Site du mémorial du génocide à Kigali - Rwanda.
Artiste de l’Unesco pour la Paix et art-thérapeute, Guila Clara Kessous présente le portrait de quatre personnes souffrant de syndromes post-traumatiques qu’elle a accompagnées au Rwanda, au Bangladesh, au Congo et en Afghanistan. Elle a développé un cours à l’Université de Harvard sur le « Théâtre et les Droits Humains »

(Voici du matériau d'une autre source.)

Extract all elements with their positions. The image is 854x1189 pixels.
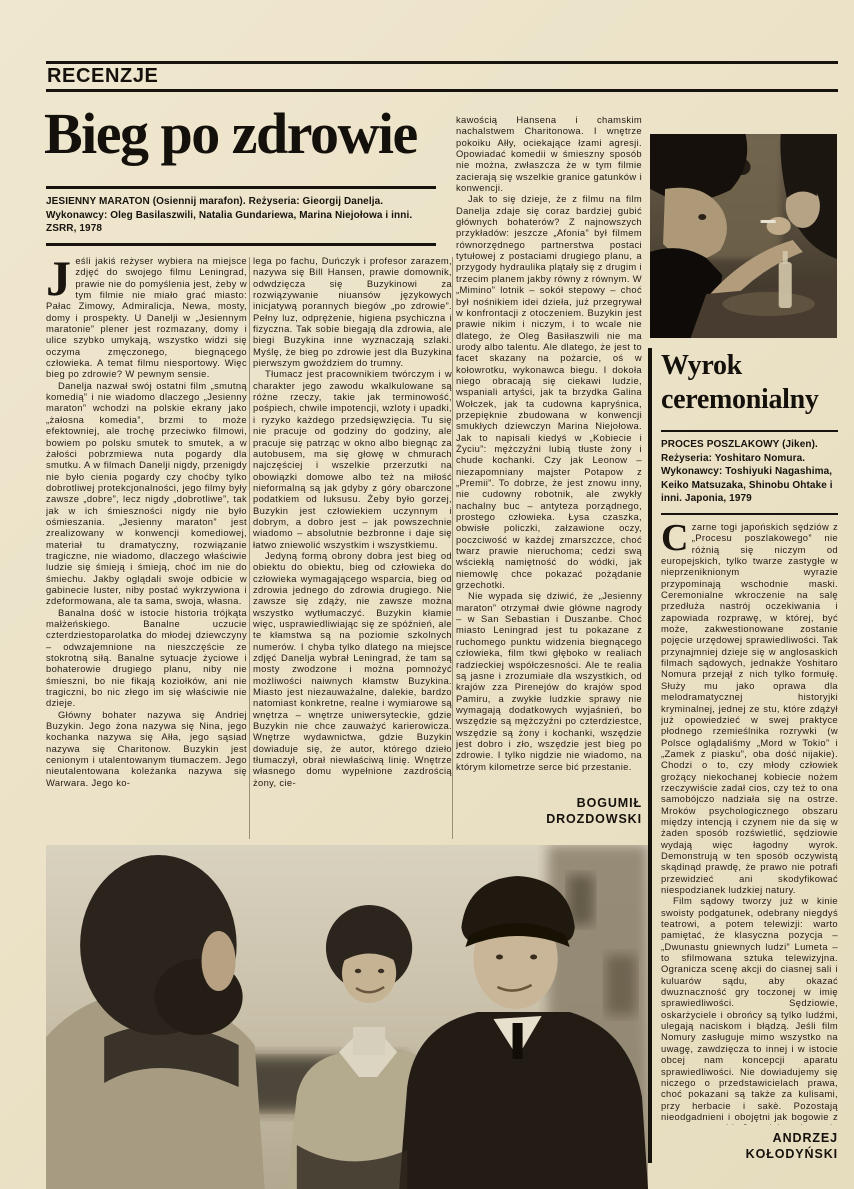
column-rule-1 bbox=[249, 257, 250, 839]
article-side-author: ANDRZEJ KOŁODYŃSKI bbox=[661, 1130, 838, 1162]
article-main-credit: JESIENNY MARATON (Osiennij marafon). Reż… bbox=[46, 186, 436, 246]
paragraph: Tłumacz jest pracownikiem twórczym i w c… bbox=[253, 368, 452, 550]
paragraph: Film sądowy tworzy już w kinie swoisty p… bbox=[661, 895, 838, 1125]
dropcap-letter: J bbox=[46, 255, 75, 298]
paragraph-text: zarne togi japońskich sędziów z „Procesu… bbox=[661, 521, 838, 895]
article-main-title: Bieg po zdrowie bbox=[44, 104, 464, 164]
side-film-still-photo bbox=[650, 134, 837, 338]
paragraph: Czarne togi japońskich sędziów z „Proces… bbox=[661, 521, 838, 895]
paragraph: Jedyną formą obrony dobra jest bieg od o… bbox=[253, 550, 452, 788]
paragraph-text: eśli jakiś reżyser wybiera na miejsce zd… bbox=[46, 255, 247, 379]
paragraph: lega po fachu, Duńczyk i profesor zaraze… bbox=[253, 255, 452, 368]
article-main-column-3: kawością Hansena i chamskim nachalstwem … bbox=[456, 114, 642, 790]
article-side-body: Czarne togi japońskich sędziów z „Proces… bbox=[661, 521, 838, 1125]
paragraph: Nie wypada się dziwić, że „Jesienny mara… bbox=[456, 590, 642, 772]
article-main-author: BOGUMIŁ DROZDOWSKI bbox=[456, 795, 642, 827]
article-main-column-2: lega po fachu, Duńczyk i profesor zaraze… bbox=[253, 255, 452, 841]
side-column-rule bbox=[648, 348, 652, 1163]
paragraph: Główny bohater nazywa się Andriej Buzyki… bbox=[46, 709, 247, 788]
article-side-credit: PROCES POSZLAKOWY (Jiken). Reżyseria: Yo… bbox=[661, 430, 838, 515]
section-label: RECENZJE bbox=[47, 65, 159, 87]
paragraph: Jeśli jakiś reżyser wybiera na miejsce z… bbox=[46, 255, 247, 380]
bottom-film-still-photo bbox=[46, 845, 648, 1189]
paragraph: Danelja nazwał swój ostatni film „smutną… bbox=[46, 380, 247, 607]
paragraph: kawością Hansena i chamskim nachalstwem … bbox=[456, 114, 642, 193]
column-rule-2 bbox=[452, 257, 453, 839]
magazine-page: RECENZJE Bieg po zdrowie JESIENNY MARATO… bbox=[0, 0, 854, 1189]
header-bottom-rule bbox=[46, 89, 838, 92]
paragraph: Jak to się dzieje, że z filmu na film Da… bbox=[456, 193, 642, 590]
dropcap-letter: C bbox=[661, 521, 692, 554]
header-top-rule bbox=[46, 61, 838, 64]
side-film-still-illustration bbox=[650, 134, 837, 338]
article-side-title: Wyrok ceremonialny bbox=[661, 349, 839, 417]
article-main-column-1: Jeśli jakiś reżyser wybiera na miejsce z… bbox=[46, 255, 247, 841]
bottom-film-still-illustration bbox=[46, 845, 648, 1189]
paragraph: Banalna dość w istocie historia trójkąta… bbox=[46, 607, 247, 709]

La femme aux yeux noirs parle un merveilleux français. Intimidée, elle fait claquer sa langue sur ses dents puis lève son regard vers moi. Je la rassure et lui explique que je ne lui demanderai pas de parler mais d’exprimer ce qu’il y a en elle, au plus profond d’elle-même, en le laissant sortir. Je connais son histoire : Martha vit à Ngoma, dans la province orientale du Rwanda, à côté de la prison pour femmes. Elle est mère de cinq enfants et elle a vu les massacres perpétrés contre les Tutsis en 1994. Elle aussi a sincèrement pensé être capable de tuer « pour le bien de l’humanité » comme on le disait à la radio des Mille Collines. Je lui propose de pratiquer l’exercice du « Prince et du Pauvre » enseigné par Peter Brook pour trouver « la juste posture ». Lui demandant d’incarner une noble personnalité, je vois le corps de cette septuagénaire reprendre son alignement et je la vois retrouver un incroyable port de tête… celui de cette foi en soi et foi en l’humanité des gens qui n’ont pas encore perdu la beauté de leur naïveté. Je la motive, lui propose de marcher comme une reine, en faisant attention à déployer doucement son pied à terre, du talon jusqu’à la pointe. Je vois l’effort de la jambe qui porte l’histoire et les muscles de ses cuisses qui ont eu la force de la marche longue pour sortir de cet enfer. Elle regarde autour d’elle avec un air de superbe des Banyiginya, ces membres du « clan » Nyiginya qui représentent la noblesse des Batutsis. Je lui propose un texte :
« Je ne connais pas les semblants. / Ce n’est pas seulement ce manteau noir comme l’encre, bonne mère / Ni ce costume obligé d’un deuil solennel, ni le souffle violent d’un soupir forcé / Ni le ruisseau intarissable qui inonde les yeux, ni la mine abattue du visage / Ni toutes ces formes, tous ces modes, toutes ces apparences de la douleur / Qui peuvent révéler ce que j’éprouve. / Ce sont là des semblants, car ce sont les actions qu’un homme peut jouer / Mais j’ai en moi ce qui ne peut se feindre / Tout le reste n’est que le harnais et le vêtement de la douleur. »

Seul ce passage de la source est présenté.